Dust Bowl Faeries is a Dark Carnival band that Hazel and I founded in 2014 featuring accordion, singing saw, ukulele, lap-steel, guitar, and percussion. The group is inter-generational, and our unique sound draws inspiration from circus, post-punk, Gypsy, and Eastern European folk music.
What impact do you hope your work has on others?
I love it when people are transported to another world through the art and music that I make. I began playing music during the Riot Girl movement, and it has always been a goal of mine to inspire and encourage other women and queer/trans identified people to play music and write songs.
What else are you passionate about?
I have been vegan for over 20 years and I do my best to live responsibly by recycling, growing vegetables from non-GMO seeds; carpooling, walking, biking, or taking public transportation when possible; and consuming things that are organic, non-toxic, and cruelty free. I am passionate about animal rights and ecological awareness. The earth is resilient and there is still time. We can change.
If you could relay a single message to the American audience, what would that be?

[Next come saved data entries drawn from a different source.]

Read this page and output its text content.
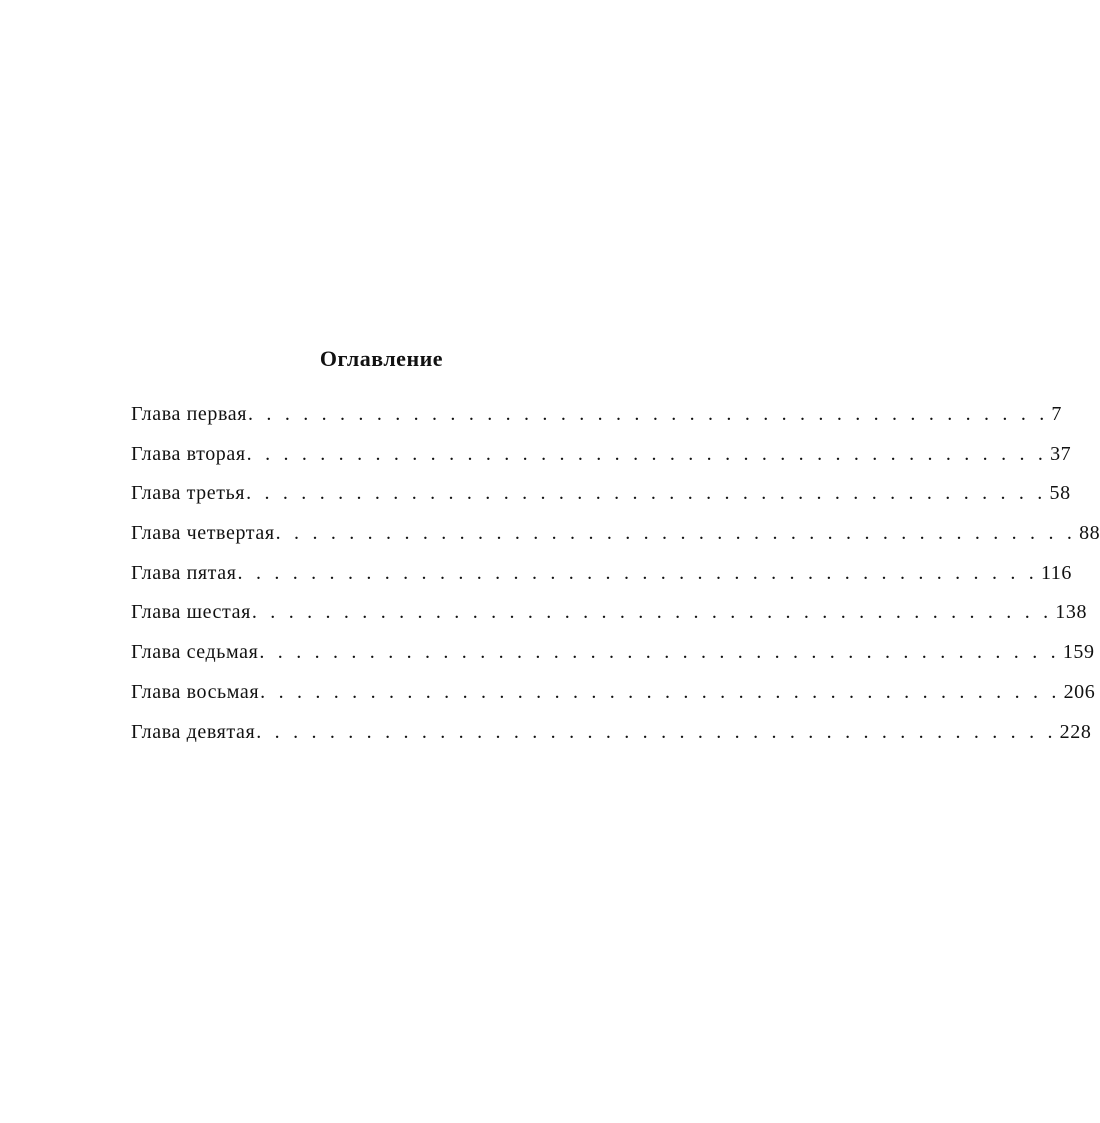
Оглавление
Глава первая . . . . . . . . . . . . . . . . . . . . . . . . . . . . . . . . . . . . . . . . . . . . 7
Глава вторая . . . . . . . . . . . . . . . . . . . . . . . . . . . . . . . . . . . . . . . . . . . . 37
Глава третья . . . . . . . . . . . . . . . . . . . . . . . . . . . . . . . . . . . . . . . . . . . . 58
Глава четвертая . . . . . . . . . . . . . . . . . . . . . . . . . . . . . . . . . . . . . . . . . . . . 88
Глава пятая . . . . . . . . . . . . . . . . . . . . . . . . . . . . . . . . . . . . . . . . . . . . 116
Глава шестая . . . . . . . . . . . . . . . . . . . . . . . . . . . . . . . . . . . . . . . . . . . . 138
Глава седьмая . . . . . . . . . . . . . . . . . . . . . . . . . . . . . . . . . . . . . . . . . . . . 159
Глава восьмая . . . . . . . . . . . . . . . . . . . . . . . . . . . . . . . . . . . . . . . . . . . . 206
Глава девятая . . . . . . . . . . . . . . . . . . . . . . . . . . . . . . . . . . . . . . . . . . . . 228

Equality, compassion, and respect is the mantra that I think America needs. Everyone should have access to basic needs, and by everyone, I mean animals too! I will always remember the things my grandmother told me: “love thy neighbor” (humans, animals, trees, the land) and “treat others as you would like them to treat you.” If we could apply these folk sayings to political affairs, we would be living in a much better world.
Cooley will also participate in the “Takeover!” at Southampton Arts Center as the featured artist at the “Takeover Hangout” on Thursday, February 28, at 6 PM.